Friday, October 10, 2008

Nuking the fridge

Art is, at its root, a collaborative effort between artist and audience. Creators extend a work into the world, and other people reach out to grab onto some part of it. Some of the audience will grasp it with both hands. Others will catch a single rung and hang on for the ride. A few will look at the work quizzically and conclude that it's a large plate of spaghetti, and thus it isn't fit to be used as a handhold. Every viewer re-authors the work for his own mind, finding a place for it (if there's room) in his own point of view.

And this is why appreciating creative works is a skill unto itself, with its own hurdles and pitfalls that have to be dealt with.

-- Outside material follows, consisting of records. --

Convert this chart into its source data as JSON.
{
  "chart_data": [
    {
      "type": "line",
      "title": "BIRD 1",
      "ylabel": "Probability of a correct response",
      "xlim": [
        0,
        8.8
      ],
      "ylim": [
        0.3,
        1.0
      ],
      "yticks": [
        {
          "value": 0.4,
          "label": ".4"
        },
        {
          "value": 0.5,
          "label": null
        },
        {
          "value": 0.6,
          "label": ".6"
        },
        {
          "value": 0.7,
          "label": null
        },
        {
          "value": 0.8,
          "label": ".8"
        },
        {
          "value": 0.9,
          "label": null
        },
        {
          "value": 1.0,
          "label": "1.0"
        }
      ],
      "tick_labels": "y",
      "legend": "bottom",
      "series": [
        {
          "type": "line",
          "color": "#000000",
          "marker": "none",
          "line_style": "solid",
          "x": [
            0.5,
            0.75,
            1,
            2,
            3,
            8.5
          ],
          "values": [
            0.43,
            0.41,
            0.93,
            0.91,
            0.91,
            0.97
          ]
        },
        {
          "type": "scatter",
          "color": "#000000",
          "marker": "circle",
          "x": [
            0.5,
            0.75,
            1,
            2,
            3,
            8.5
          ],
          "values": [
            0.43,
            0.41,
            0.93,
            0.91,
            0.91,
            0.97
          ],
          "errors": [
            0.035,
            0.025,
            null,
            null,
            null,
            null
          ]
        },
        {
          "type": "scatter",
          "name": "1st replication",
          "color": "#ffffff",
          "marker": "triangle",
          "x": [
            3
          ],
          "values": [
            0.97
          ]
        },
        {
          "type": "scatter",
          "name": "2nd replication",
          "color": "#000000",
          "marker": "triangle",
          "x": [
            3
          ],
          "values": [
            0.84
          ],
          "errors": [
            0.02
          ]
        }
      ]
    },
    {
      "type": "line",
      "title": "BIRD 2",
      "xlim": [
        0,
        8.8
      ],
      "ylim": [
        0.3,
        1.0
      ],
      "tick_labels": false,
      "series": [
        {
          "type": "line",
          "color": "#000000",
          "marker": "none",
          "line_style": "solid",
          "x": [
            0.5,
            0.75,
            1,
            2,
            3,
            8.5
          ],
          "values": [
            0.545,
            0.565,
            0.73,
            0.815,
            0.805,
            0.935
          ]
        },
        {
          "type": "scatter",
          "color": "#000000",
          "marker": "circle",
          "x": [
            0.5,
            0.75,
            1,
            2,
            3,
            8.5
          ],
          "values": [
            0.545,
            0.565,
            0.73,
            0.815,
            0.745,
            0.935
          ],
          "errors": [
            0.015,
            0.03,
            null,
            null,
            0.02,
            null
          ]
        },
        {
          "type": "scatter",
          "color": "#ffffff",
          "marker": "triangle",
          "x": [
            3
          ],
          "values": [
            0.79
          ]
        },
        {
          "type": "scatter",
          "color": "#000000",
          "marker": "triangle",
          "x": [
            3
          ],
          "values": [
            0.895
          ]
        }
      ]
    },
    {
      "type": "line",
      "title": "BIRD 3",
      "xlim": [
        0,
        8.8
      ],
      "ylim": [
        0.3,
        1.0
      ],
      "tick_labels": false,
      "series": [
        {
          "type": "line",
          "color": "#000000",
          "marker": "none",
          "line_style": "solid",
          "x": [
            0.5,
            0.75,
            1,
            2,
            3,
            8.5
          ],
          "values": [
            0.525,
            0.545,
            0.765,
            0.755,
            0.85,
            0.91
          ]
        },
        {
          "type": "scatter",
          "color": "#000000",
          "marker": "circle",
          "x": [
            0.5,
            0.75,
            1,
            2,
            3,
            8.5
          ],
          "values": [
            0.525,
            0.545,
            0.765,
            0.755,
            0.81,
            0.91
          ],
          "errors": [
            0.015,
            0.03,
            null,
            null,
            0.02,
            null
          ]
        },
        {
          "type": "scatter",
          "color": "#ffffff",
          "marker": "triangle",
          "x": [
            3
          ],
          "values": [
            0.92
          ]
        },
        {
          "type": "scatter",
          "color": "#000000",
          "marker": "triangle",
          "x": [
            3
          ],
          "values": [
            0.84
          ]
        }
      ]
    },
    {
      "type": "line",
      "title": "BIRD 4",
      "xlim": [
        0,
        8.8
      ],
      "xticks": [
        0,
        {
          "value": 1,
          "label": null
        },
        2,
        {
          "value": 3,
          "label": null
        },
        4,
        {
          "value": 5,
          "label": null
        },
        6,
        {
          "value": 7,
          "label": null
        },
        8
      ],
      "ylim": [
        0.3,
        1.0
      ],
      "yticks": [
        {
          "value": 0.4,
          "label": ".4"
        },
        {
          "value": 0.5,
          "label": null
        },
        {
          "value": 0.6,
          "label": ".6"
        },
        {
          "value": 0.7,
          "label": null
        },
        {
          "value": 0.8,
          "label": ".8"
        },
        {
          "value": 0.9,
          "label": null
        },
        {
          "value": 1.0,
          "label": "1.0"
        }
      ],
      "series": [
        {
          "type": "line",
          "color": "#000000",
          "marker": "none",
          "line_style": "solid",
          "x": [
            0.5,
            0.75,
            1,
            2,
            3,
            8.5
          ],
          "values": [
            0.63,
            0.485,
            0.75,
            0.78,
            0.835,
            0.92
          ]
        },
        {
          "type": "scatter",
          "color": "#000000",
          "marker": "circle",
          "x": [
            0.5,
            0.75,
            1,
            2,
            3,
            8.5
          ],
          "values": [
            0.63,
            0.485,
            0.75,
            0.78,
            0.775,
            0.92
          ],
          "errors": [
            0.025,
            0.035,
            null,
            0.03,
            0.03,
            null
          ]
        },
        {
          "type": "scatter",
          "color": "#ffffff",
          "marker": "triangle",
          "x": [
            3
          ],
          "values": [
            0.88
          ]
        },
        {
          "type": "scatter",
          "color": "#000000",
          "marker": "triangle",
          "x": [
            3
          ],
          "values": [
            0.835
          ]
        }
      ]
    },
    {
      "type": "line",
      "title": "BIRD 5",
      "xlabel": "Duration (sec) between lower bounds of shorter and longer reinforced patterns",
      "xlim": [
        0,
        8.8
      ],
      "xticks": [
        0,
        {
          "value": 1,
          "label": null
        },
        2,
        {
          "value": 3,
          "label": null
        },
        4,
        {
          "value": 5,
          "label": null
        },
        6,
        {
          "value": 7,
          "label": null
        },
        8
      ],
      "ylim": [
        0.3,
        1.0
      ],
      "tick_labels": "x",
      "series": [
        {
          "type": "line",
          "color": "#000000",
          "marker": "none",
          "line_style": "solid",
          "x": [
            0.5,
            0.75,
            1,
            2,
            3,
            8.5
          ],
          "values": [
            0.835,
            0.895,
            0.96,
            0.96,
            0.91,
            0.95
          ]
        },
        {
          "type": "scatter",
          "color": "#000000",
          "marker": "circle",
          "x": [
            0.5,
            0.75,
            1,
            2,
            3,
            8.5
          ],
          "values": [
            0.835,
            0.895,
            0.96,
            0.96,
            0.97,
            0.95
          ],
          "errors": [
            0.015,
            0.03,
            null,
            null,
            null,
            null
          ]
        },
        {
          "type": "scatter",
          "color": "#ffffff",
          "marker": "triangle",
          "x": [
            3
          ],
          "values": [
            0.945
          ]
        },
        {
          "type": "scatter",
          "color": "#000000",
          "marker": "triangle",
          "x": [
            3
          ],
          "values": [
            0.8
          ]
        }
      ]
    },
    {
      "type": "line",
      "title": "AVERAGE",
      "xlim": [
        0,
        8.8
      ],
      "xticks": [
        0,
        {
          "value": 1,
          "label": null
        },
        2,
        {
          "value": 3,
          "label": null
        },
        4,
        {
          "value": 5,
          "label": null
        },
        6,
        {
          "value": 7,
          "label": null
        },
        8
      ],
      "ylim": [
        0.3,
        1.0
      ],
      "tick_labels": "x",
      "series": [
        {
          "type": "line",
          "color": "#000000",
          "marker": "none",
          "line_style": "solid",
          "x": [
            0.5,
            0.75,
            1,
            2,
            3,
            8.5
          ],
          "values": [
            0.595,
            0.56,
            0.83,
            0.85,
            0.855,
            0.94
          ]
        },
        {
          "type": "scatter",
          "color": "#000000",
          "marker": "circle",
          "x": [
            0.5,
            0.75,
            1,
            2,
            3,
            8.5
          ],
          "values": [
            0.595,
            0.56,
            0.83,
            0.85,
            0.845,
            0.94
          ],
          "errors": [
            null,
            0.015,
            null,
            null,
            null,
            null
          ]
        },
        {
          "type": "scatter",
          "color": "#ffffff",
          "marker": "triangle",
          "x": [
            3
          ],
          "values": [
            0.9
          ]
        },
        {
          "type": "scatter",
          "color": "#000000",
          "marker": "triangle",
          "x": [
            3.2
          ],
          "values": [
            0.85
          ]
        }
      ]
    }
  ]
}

1. There is a difference between something that's "bad" and something that you, personally, don't like. Realizing that is difficult enough, learning to tell the difference is even harder. And it's made more difficult by . . .

2. You don't have to defend your likes/dislikes. People will want you to defend your preferences because many of them don't understand #1. They assume that, if you don't like something that they enjoy, then you think it is "bad" and that they are therefor "stupid" for liking it. (Mind you, these people are often stupid, just not for that reason.) All this being said: No, I don't like Homestar Runner. I don't think it's funny. And I'm tired of getting crap about it.

3. If you don't like something, walk away from it. You'd think this would be easy, but it really isn't. Sometimes you've heard so much about a book being good that you keep reading it long after you've lost interest. Or you'll watch the rest of a movie that you find boring simply because it seems like the kind of thing you usually enjoy.

Or, as was the case with Metal Gear Solid 2, I'd spent so much time following the game's development that my mind simply wouldn't accept that it wasn't awesome. This delusion persisted even after I was tasked with defeating a very large man on rollerblades who threw sticks of dynamite at me. (That is NOT a joke, it is literally something from the game.)*

Grinding your way through a work that you don't like is terrible for you. It makes you disenchanted with the medium, and is generally a waste of your lesiure time.

*This also explains why I walked out of every Star Wars Episode 1-3 movie thinking that it was "alright," and didn't realize it was bad until I woke up the next morning in a cloudy, sickened haze. You know, they should have really put a fat guy on rollerblades IN Star Wars Episode 1. I mean if you're going to screw it up that bad, you might as well go crazy!